When Oculus Rift first appeared as a $2.4m Kickstarter crowdfunding effort in 2013, it was all about the games. “The first truly immersive virtual reality headset for video games.”

When it ships this spring, it will come with two games: Lucky’s Story and EVE: Valkyrie, with the assurance of “more than 100 titles available by the end of 2016”. A few of the world’s top games console, PC and mobile programmers work on VR games for the Rift and PlayStation VR.

And yet … VR is going to be about more than games. Zuckerberg was definitely believing beyond gaming when he declared Facebook’s Oculus acquisition.

“This is only the beginning. After games, we are likely to make Oculus a platform for a number of other encounters,” he wrote. “Imagine enjoying a court side seat at a game, studying in a classroom of students and teachers all over the world or consulting with a doctor face to face – just by putting on goggles in your home.”

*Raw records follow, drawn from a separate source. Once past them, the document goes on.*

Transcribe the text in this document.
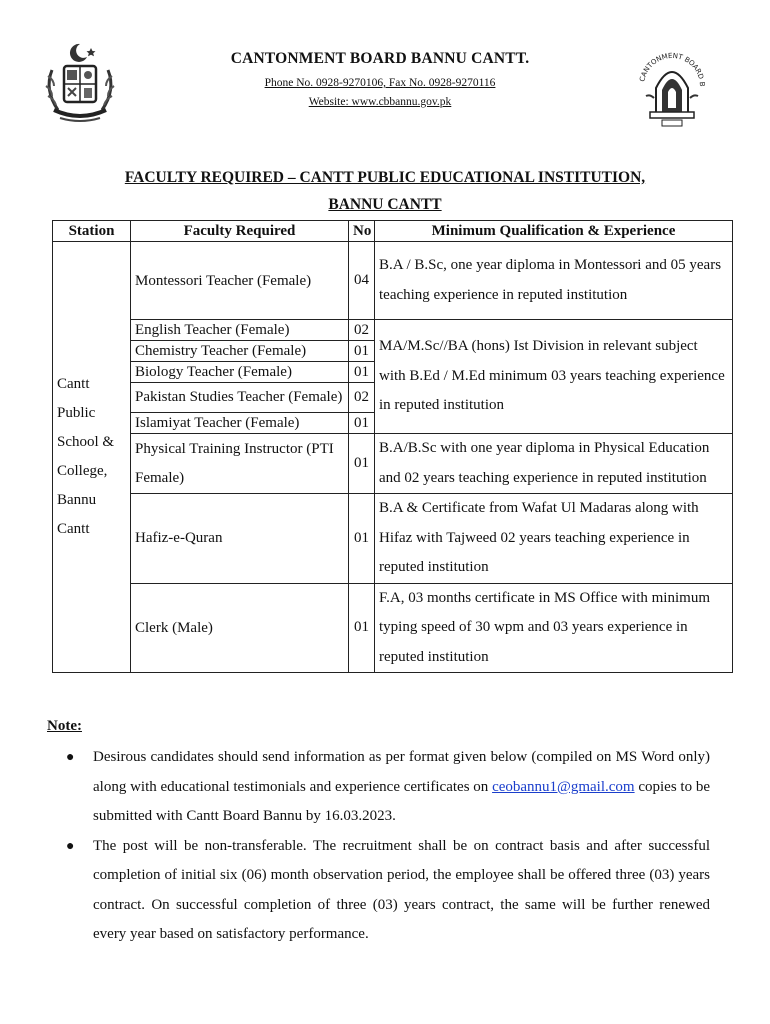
CANTONMENT BOARD BANNU CANTT.
Phone No. 0928-9270106, Fax No. 0928-9270116
Website: www.cbbannu.gov.pk
CANTONMENT BOARD B
FACULTY REQUIRED – CANTT PUBLIC EDUCATIONAL INSTITUTION,
BANNU CANTT
Station	Faculty Required	No	Minimum Qualification & Experience
Cantt Public School & College, Bannu Cantt	Montessori Teacher (Female)	04	B.A / B.Sc, one year diploma in Montessori and 05 years teaching experience in reputed institution
	English Teacher (Female)	02	MA/M.Sc//BA (hons) Ist Division in relevant subject with B.Ed / M.Ed minimum 03 years teaching experience in reputed institution
	Chemistry Teacher (Female)	01	
	Biology Teacher (Female)	01	
	Pakistan Studies Teacher (Female)	02	
	Islamiyat Teacher (Female)	01	
	Physical Training Instructor (PTI Female)	01	B.A/B.Sc with one year diploma in Physical Education and 02 years teaching experience in reputed institution
	Hafiz-e-Quran	01	B.A & Certificate from Wafat Ul Madaras along with Hifaz with Tajweed 02 years teaching experience in reputed institution
	Clerk (Male)	01	F.A, 03 months certificate in MS Office with minimum typing speed of 30 wpm and 03 years experience in reputed institution
Note:
● Desirous candidates should send information as per format given below (compiled on MS Word only) along with educational testimonials and experience certificates on ceobannu1@gmail.com copies to be submitted with Cantt Board Bannu by 16.03.2023.
● The post will be non-transferable. The recruitment shall be on contract basis and after successful completion of initial six (06) month observation period, the employee shall be offered three (03) years contract. On successful completion of three (03) years contract, the same will be further renewed every year based on satisfactory performance.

Already, several non-gaming uses are emerging to the fore: instruction and training; VR movies; music and sports. Plus, necessarily, porn.

In the Web Summit, Luckey looked especially keen on instruction. “There’s a lot of potential for virtual reality in the education industry,” he said. “Classrooms are busted. Children do not learn the best by reading novels.”

Maybe not viewpoints that’ll endear him to some teachers, but Luckey went to indicate that VR could be a means to provide kids virtual field-trips to areas they wouldn’t be able to see in the real world.

There is lots to discuss about virtual reality as a technology, but its future is going to be identified just as much by its societal gains and prices.